Chamara Repiyallage

Personal information
- Born: 10 May 1992 (age 34) Gampola, Sri Lanka
- Occupation: Judoka
- Height: 160 cm (5 ft 3 in)

Sport
- Country: Sri Lanka
- Sport: Judo
- Weight class: ‍–‍73 kg
- Club: Buddha Judo Club

Achievements and titles
- Olympic Games: R16 (2016)
- World Champ.: R64 (2017, 2019)
- Asian Champ.: R16 (2015, 2023)
- Commonwealth Games: 7th (2022)

Profile at external databases
- IJF: 34167
- JudoInside.com: 72084

= Chamara Repiyallage =

Sri Lankan judoka (born 1992)

Chamara Repiyallage (born 10 May 1992), also known as Chamara Dharmawardana, is a Sri Lankan judoka.

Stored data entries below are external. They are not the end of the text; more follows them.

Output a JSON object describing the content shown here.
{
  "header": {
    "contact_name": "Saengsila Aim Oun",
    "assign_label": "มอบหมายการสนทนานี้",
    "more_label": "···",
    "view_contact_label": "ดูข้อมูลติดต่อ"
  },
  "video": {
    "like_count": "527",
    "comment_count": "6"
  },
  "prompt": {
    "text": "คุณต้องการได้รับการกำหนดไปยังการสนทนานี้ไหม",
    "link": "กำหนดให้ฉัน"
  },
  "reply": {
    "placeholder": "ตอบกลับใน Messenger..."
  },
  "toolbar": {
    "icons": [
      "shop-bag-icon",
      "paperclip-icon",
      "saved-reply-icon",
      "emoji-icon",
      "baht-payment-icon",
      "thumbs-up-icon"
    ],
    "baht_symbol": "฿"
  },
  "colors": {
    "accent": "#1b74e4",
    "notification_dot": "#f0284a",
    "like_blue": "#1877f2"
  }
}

He is also attached with the Sri Lankan Air Force.

== Career ==
Chamara represented Sri Lanka at the 2014 Commonwealth Games which was his maiden appearance at the Commonwealth Games. He competed in the men's 73kg event at the 2014 Commonwealth Games and reached round of 16 before being eliminated by Jake Bensted.

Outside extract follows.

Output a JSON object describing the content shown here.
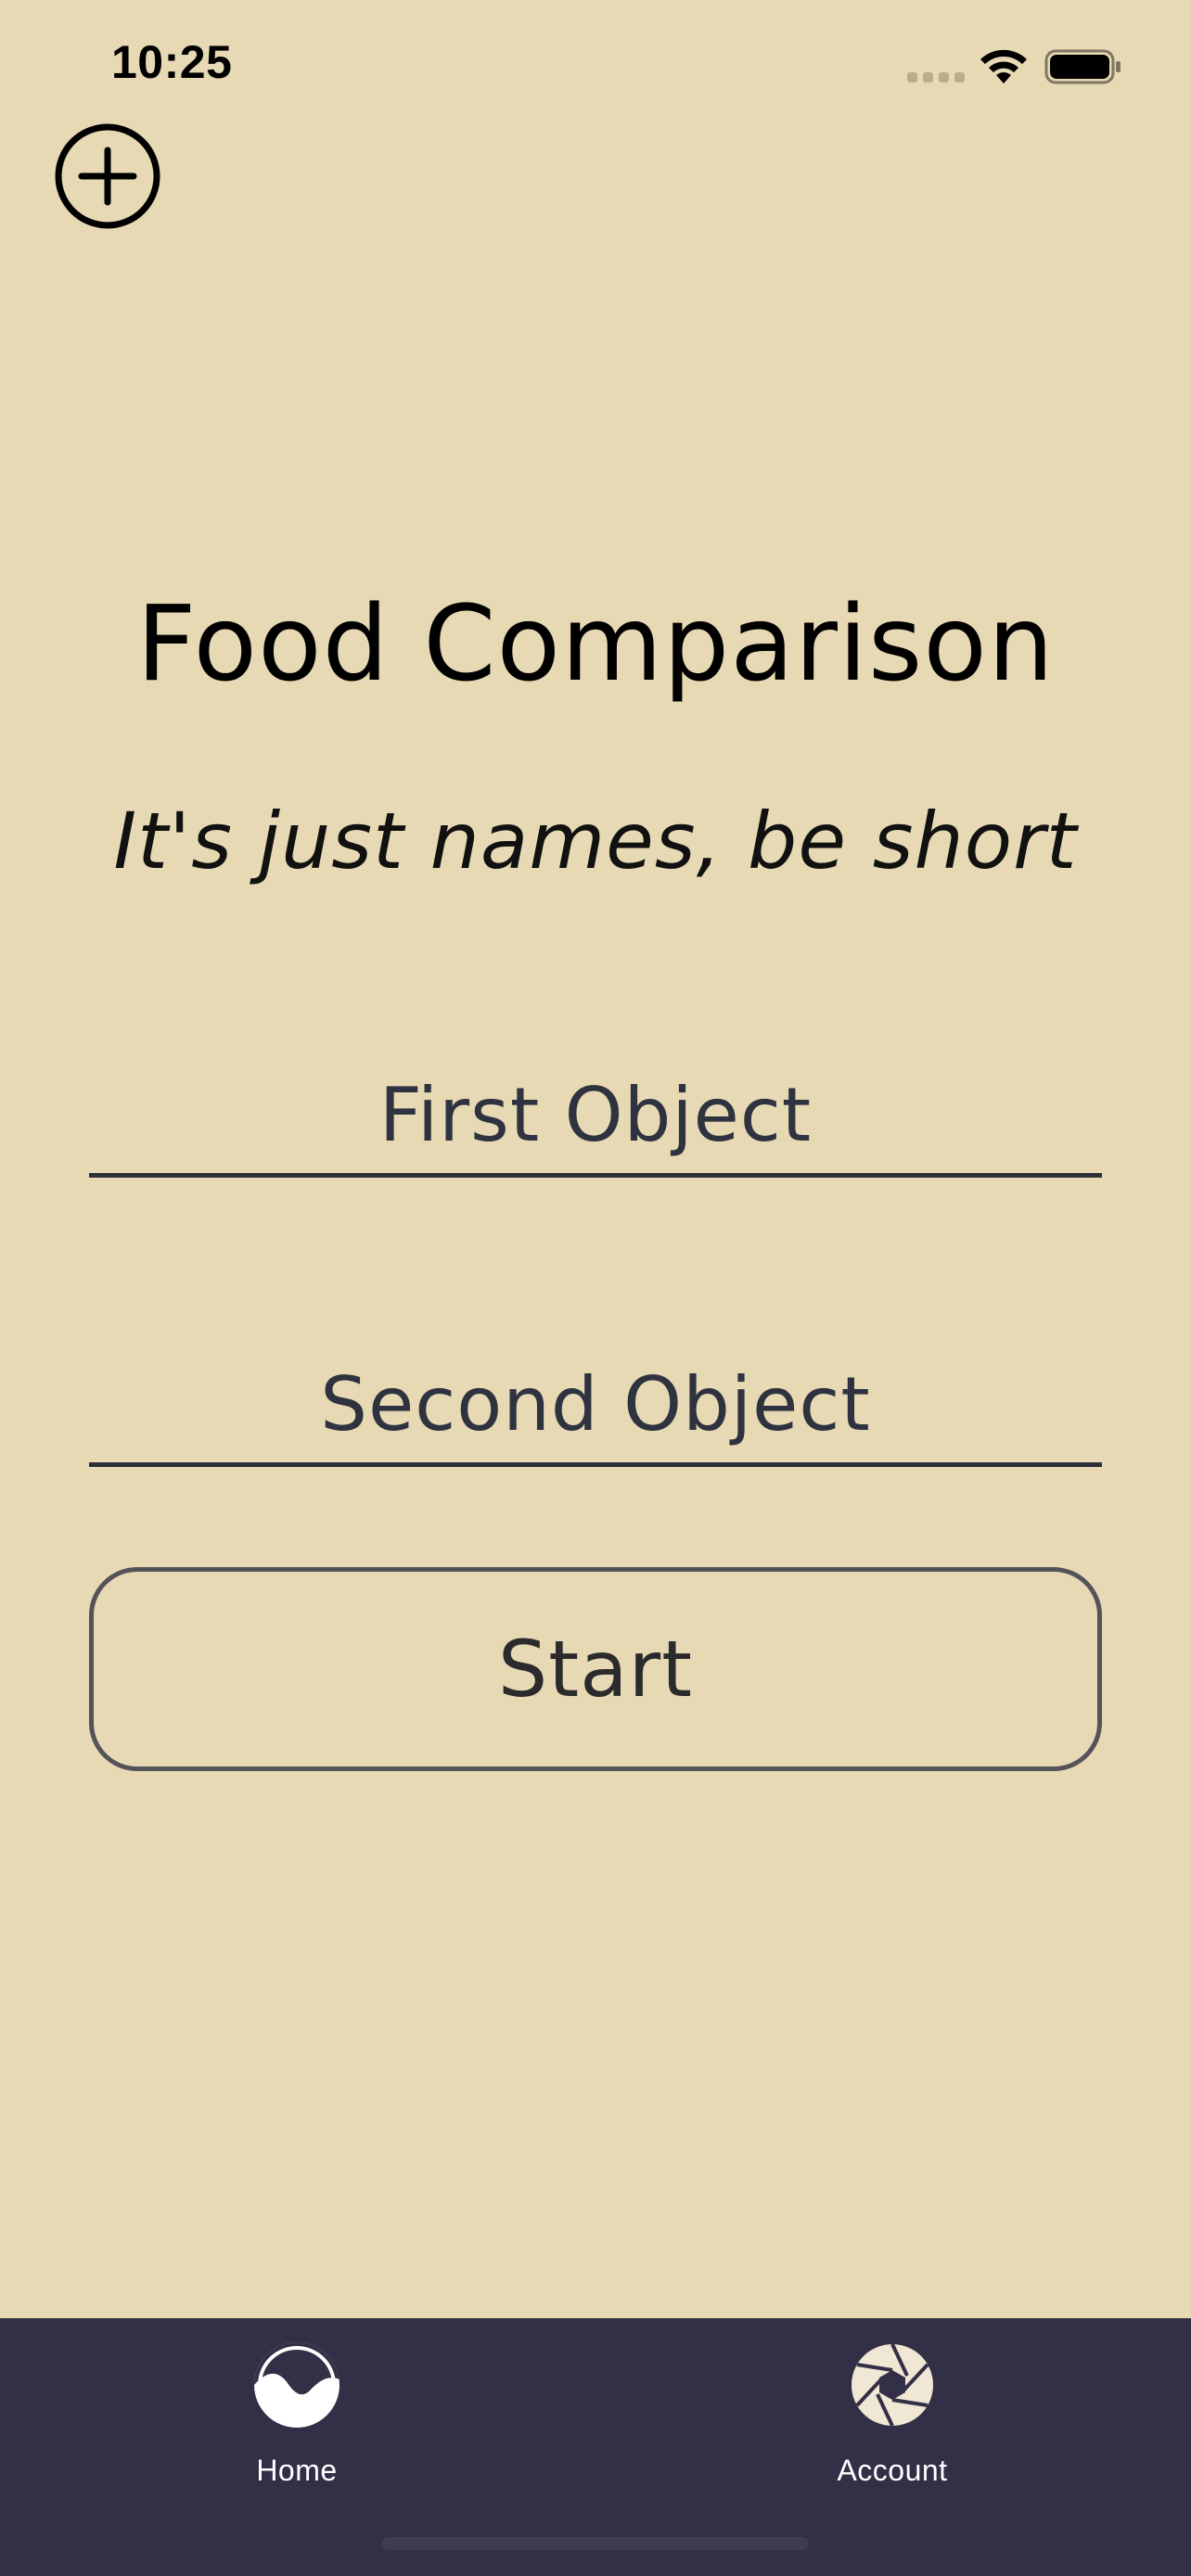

He represented Sri Lanka at the 2016 Summer Olympics which also marked his debut Olympic appearance and competed in the men's 73 kg event, in which he was eliminated in the third round by Lasha Shavdatuashvili. He clinched a silver medal in the 73kg event at the 2016 South Asian Games.

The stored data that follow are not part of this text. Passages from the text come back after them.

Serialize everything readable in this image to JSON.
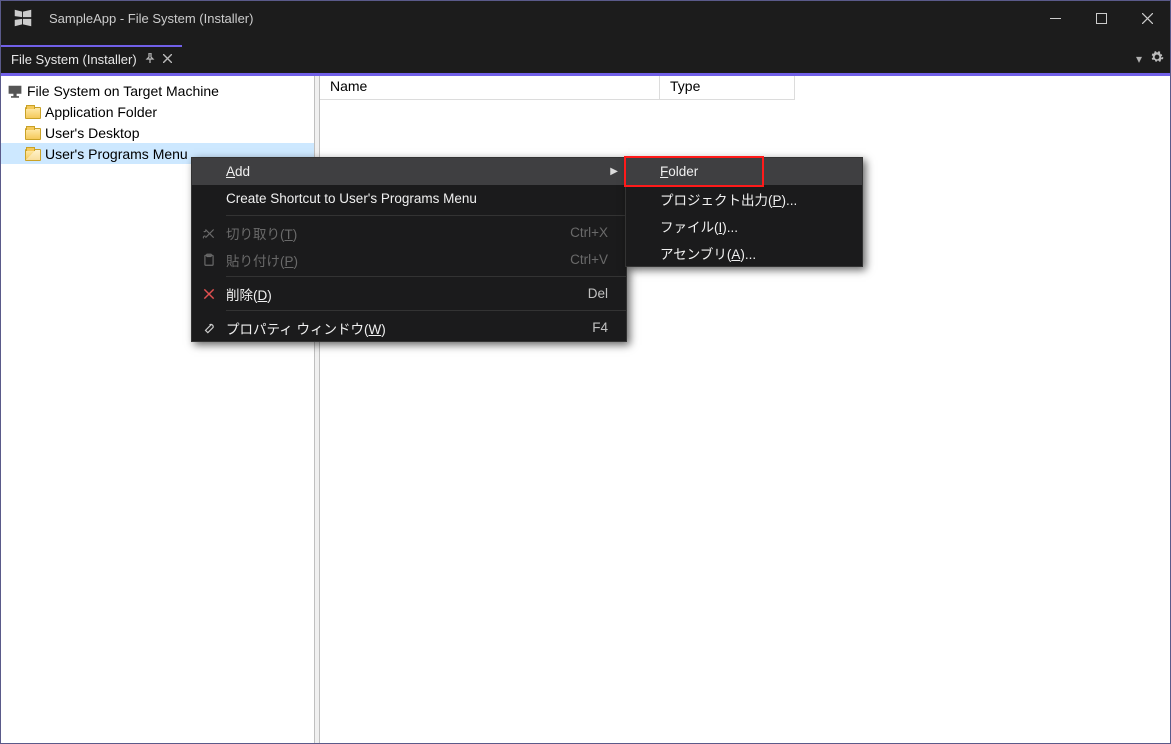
{
  "titlebar": {
    "title": "SampleApp - File System (Installer)"
  },
  "tab": {
    "label": "File System (Installer)"
  },
  "tree": {
    "root": "File System on Target Machine",
    "items": [
      {
        "label": "Application Folder"
      },
      {
        "label": "User's Desktop"
      },
      {
        "label": "User's Programs Menu"
      }
    ]
  },
  "list": {
    "col_name": "Name",
    "col_type": "Type"
  },
  "ctx_main": {
    "add": "Add",
    "shortcut": "Create Shortcut to User's Programs Menu",
    "cut": {
      "label": "切り取り(T)",
      "key": "Ctrl+X"
    },
    "paste": {
      "label": "貼り付け(P)",
      "key": "Ctrl+V"
    },
    "delete": {
      "label": "削除(D)",
      "key": "Del"
    },
    "props": {
      "label": "プロパティ ウィンドウ(W)",
      "key": "F4"
    }
  },
  "ctx_sub": {
    "folder": "Folder",
    "projout": "プロジェクト出力(P)...",
    "file": "ファイル(I)...",
    "asm": "アセンブリ(A)..."
  }
}
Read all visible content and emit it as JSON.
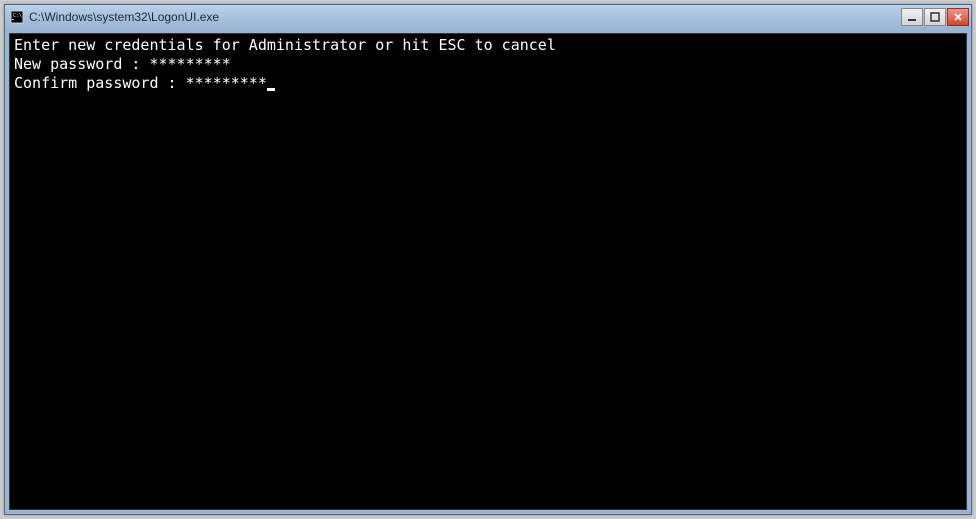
{
  "window": {
    "title": "C:\\Windows\\system32\\LogonUI.exe"
  },
  "console": {
    "line1": "Enter new credentials for Administrator or hit ESC to cancel",
    "line2_label": "New password : ",
    "line2_value": "*********",
    "line3_label": "Confirm password : ",
    "line3_value": "*********"
  }
}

He also competed in the men's 73kg event at the 2017 World Judo Championships and also competed in the men's 73kg event at the 2019 World Judo Championships He made his Asian Games debut during the 2018 Asian Games and competed in the men's 73kg event. He secured a gold medal in the 73kg category at the 2019 South Asian Games.

Chamara has qualified for the 2020 Summer Olympics through an invitation from the Tripartite Commission, and will be Sri Lanka's flag bearer at the Parade of Nations alongside gymnast Milka Gehani.